Her colleague is dead in the Amazon. Marina Singh has the letter in her hand. Fever and delirium, the macabre gift of mosquito-borne malaria. Dr. Eckman's death is a tragedy, the letter says. A tragedy but only a minor setback for Vogel, a pharmaceutical company conducting fertility research on the Lakashi tribe along the Rio Negro in Brazil. Begged by Dr. Eckman's wife to prove her husband's death and ordered by her boss to monitor the progress of the company's research, Marina boards a flight bound for Manaus, Brazil and finds herself, weeks later, on a pontoon gliding deep into the heart of the Amazon.

Manaus, or "Mother of the Gods," is the capital of the Amazonas and the largest city in northern Brazil. It's hard to imagine a city located squarely within the boundaries of the Amazon Basin having multiple-lane roads and bars with outdoor stages, but such is the way of life in Manaus. Equally incongruous with its rainforest setting is Teatro Amazonas, the city's 115-year-old opera house that was built with roofing tiles from Alsace, furniture from Paris, steel walls shipped in from England, marble tiles and columns from Italy, and water for its drinking fountains airlifted north from Antarctica. (Just kidding about that last one. I hope.) If the opera house is too much of a cultural experience for those wondering how the heck there's an opera house in the Amazon, the Parque do Mindu might be just the perfect pre-jungle tour nature experience. The park covers 33 hectares near the city's center and is home to Manaus's own endemic species of tamarin - the sanguinus bicolor. Just downriver, the black water of the Rio Negro meets the white water of the Rio Solimoes and the two flow, magnetically parallel, for several kilometers before mixing.

Manaus rests at the mouth of the Rio Negro, one of many rivers that curls its way deep into the jungle fog and foliage. For many, the city exists as a glorified way station - its supply stores and cheap hotels essential stops for tourists awaiting their pontoon ride into the heaving soul of the Amazon.

And oh, the Amazon. Rivers so deep and murky there's no telling what lurks in their waters. Bullet ants the size of a child's thumb have a sting as powerful and debilitating as a gunshot. Though nonvenomous, 20-foot anacondas can make quick work of wringing the life out of a healthy, unsuspecting tourist on the worst day of his life. Contracting malaria is as easy as letting a mosquito land on your bicep. The native tribes are often hostile, swiftly answering the tourist problem with a deluge of razor-sharp arrows. At its worst, the jungle is something south of hospitable and somewhere south of hell.

So what would possess a person to trek beneath its deadly green veil? Its size, for starters. The Amazon covers 1.7 billion acres (roughly the size of the contiguous United States) and dips into nine countries, containing more than half of the world's remaining rainforests. The Amazon River is discharges more water than any other river in the world and is bested in length, at 4,080 miles, by only the Nile.

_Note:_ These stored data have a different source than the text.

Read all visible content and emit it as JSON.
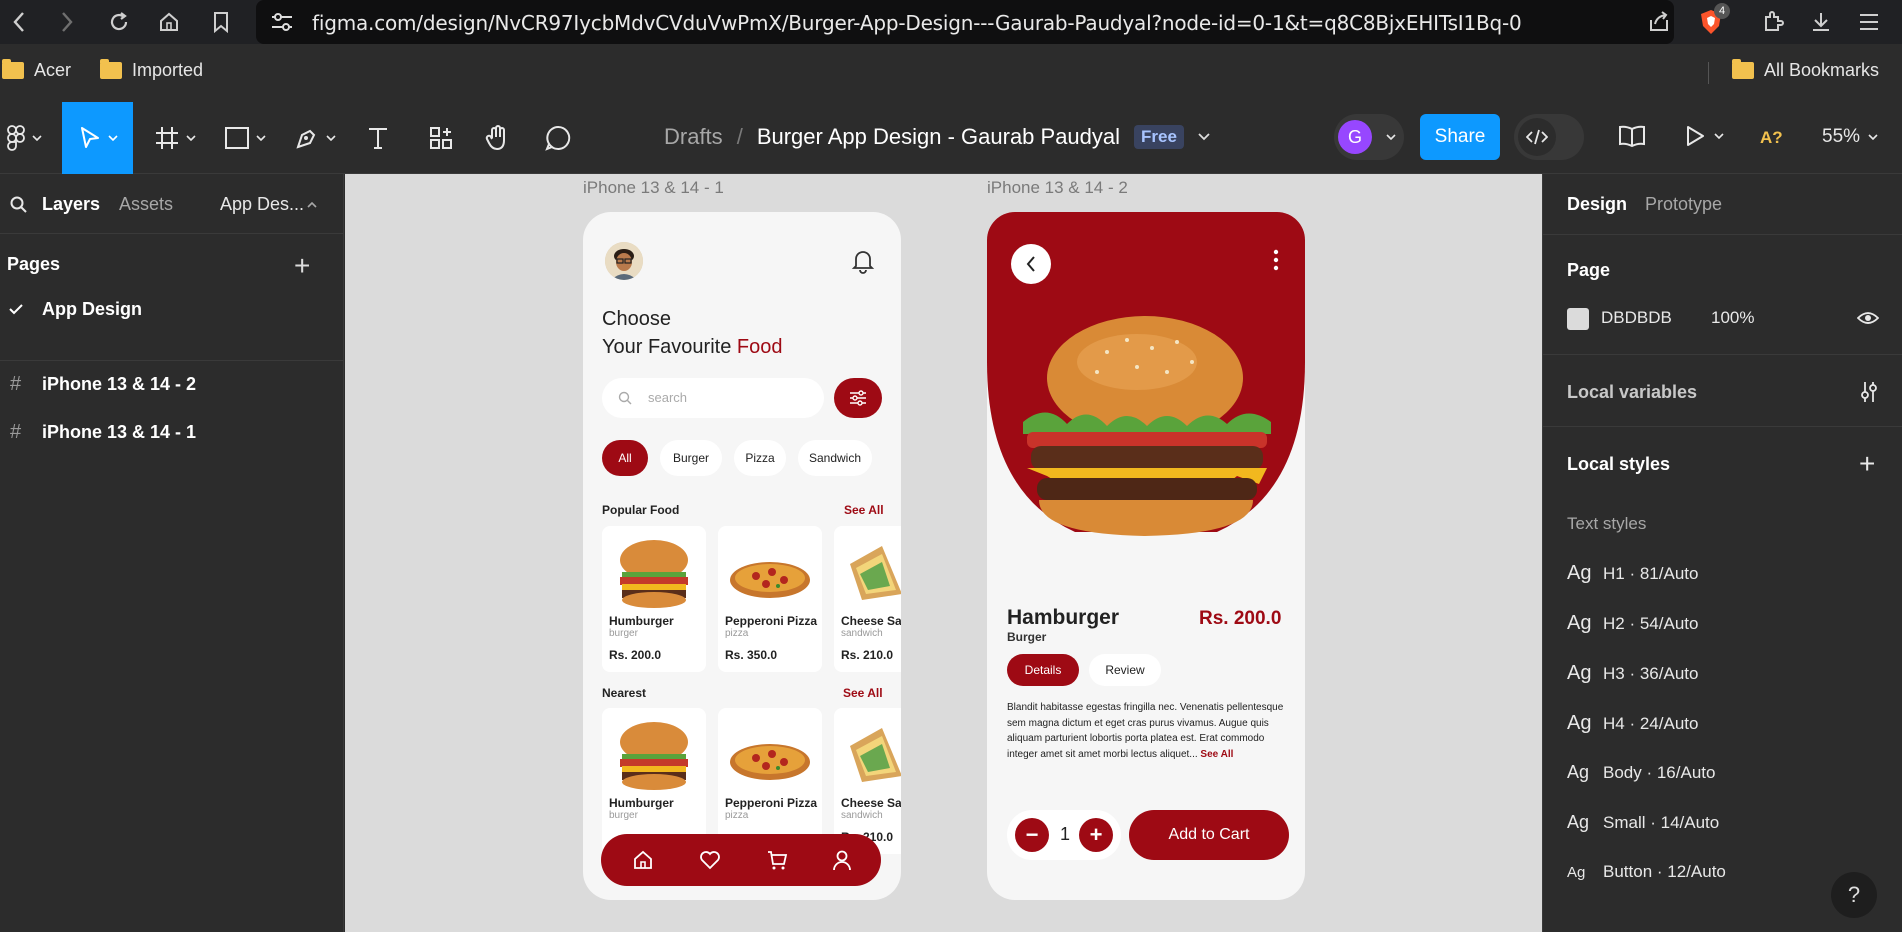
{
  "browser": {
    "url": "figma.com/design/NvCR97IycbMdvCVduVwPmX/Burger-App-Design---Gaurab-Paudyal?node-id=0-1&t=q8C8BjxEHITsI1Bq-0",
    "notification_count": "4"
  },
  "bookmarks": {
    "items": [
      "Acer",
      "Imported"
    ],
    "all_label": "All Bookmarks"
  },
  "toolbar": {
    "breadcrumb_parent": "Drafts",
    "breadcrumb_sep": "/",
    "file_name": "Burger App Design - Gaurab Paudyal",
    "plan_badge": "Free",
    "user_initial": "G",
    "share_label": "Share",
    "font_warning": "A?",
    "zoom": "55%"
  },
  "left_panel": {
    "tabs": [
      "Layers",
      "Assets"
    ],
    "page_dropdown": "App Des...",
    "pages_heading": "Pages",
    "current_page": "App Design",
    "layers": [
      "iPhone 13 & 14 - 2",
      "iPhone 13 & 14 - 1"
    ]
  },
  "canvas": {
    "background": "#DBDBDB",
    "frame1_label": "iPhone 13 & 14 - 1",
    "frame2_label": "iPhone 13 & 14 - 2"
  },
  "frame1": {
    "title_line1": "Choose",
    "title_line2_prefix": "Your Favourite ",
    "title_line2_accent": "Food",
    "search_placeholder": "search",
    "chips": [
      "All",
      "Burger",
      "Pizza",
      "Sandwich"
    ],
    "popular_heading": "Popular Food",
    "nearest_heading": "Nearest",
    "see_all": "See All",
    "popular_cards": [
      {
        "name": "Humburger",
        "category": "burger",
        "price": "Rs. 200.0"
      },
      {
        "name": "Pepperoni Pizza",
        "category": "pizza",
        "price": "Rs. 350.0"
      },
      {
        "name": "Cheese Sandwich",
        "category": "sandwich",
        "price": "Rs. 210.0"
      }
    ],
    "nearest_cards": [
      {
        "name": "Humburger",
        "category": "burger"
      },
      {
        "name": "Pepperoni Pizza",
        "category": "pizza"
      },
      {
        "name": "Cheese Sandwich",
        "category": "sandwich",
        "price": "Rs. 210.0"
      }
    ]
  },
  "frame2": {
    "product_name": "Hamburger",
    "product_category": "Burger",
    "price": "Rs. 200.0",
    "tabs": [
      "Details",
      "Review"
    ],
    "description": "Blandit habitasse egestas fringilla nec. Venenatis pellentesque sem magna dictum et eget cras purus vivamus. Augue quis aliquam parturient lobortis porta platea est. Erat commodo integer amet sit amet morbi lectus aliquet...",
    "see_all": "See All",
    "quantity": "1",
    "add_to_cart": "Add to Cart"
  },
  "right_panel": {
    "tabs": [
      "Design",
      "Prototype"
    ],
    "page_heading": "Page",
    "page_color": "DBDBDB",
    "page_opacity": "100%",
    "local_variables": "Local variables",
    "local_styles": "Local styles",
    "text_styles_heading": "Text styles",
    "text_styles": [
      {
        "ag": "Ag",
        "name": "H1",
        "spec": " · 81/Auto"
      },
      {
        "ag": "Ag",
        "name": "H2",
        "spec": " · 54/Auto"
      },
      {
        "ag": "Ag",
        "name": "H3",
        "spec": " · 36/Auto"
      },
      {
        "ag": "Ag",
        "name": "H4",
        "spec": " · 24/Auto"
      },
      {
        "ag": "Ag",
        "name": "Body",
        "spec": " · 16/Auto"
      },
      {
        "ag": "Ag",
        "name": "Small",
        "spec": " · 14/Auto"
      },
      {
        "ag": "Ag",
        "name": "Button",
        "spec": " · 12/Auto"
      }
    ],
    "help": "?"
  },
  "colors": {
    "brand_red": "#9E0A14",
    "figma_blue": "#0D99FF",
    "panel_bg": "#2C2C2C"
  }
}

Tributaries traverse the basin like bloodlines, each feeding its own delicate and complex ecosystem. Here, in the flooded forests and savannas of the largest rainforest on the planet, indigenous tribes have created entire civilizations that are invisible to the rest of the world, protected by the green canopy of Kapok and Brazil nut trees.

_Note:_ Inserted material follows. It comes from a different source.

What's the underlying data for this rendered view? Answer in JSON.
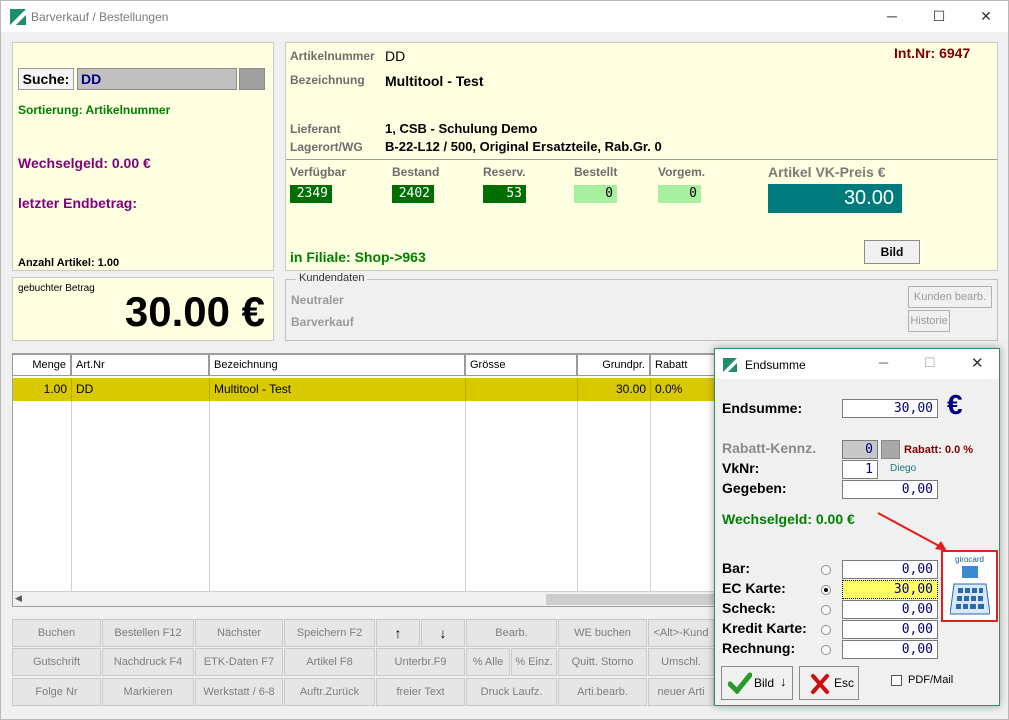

And just as a quick editorial note, allow me to suggest that you not set out on your own in a paddle boat down a river filled with piranhas and freshwater bull sharks. Marina Singh's mission may have been motivated by science and the death of her colleague, but unless you're equipped to handle a month-long stay with a remote Amazonian tribe whose women can give birth into their seventies, I'd urge you to book flights to, say, Jamaica instead.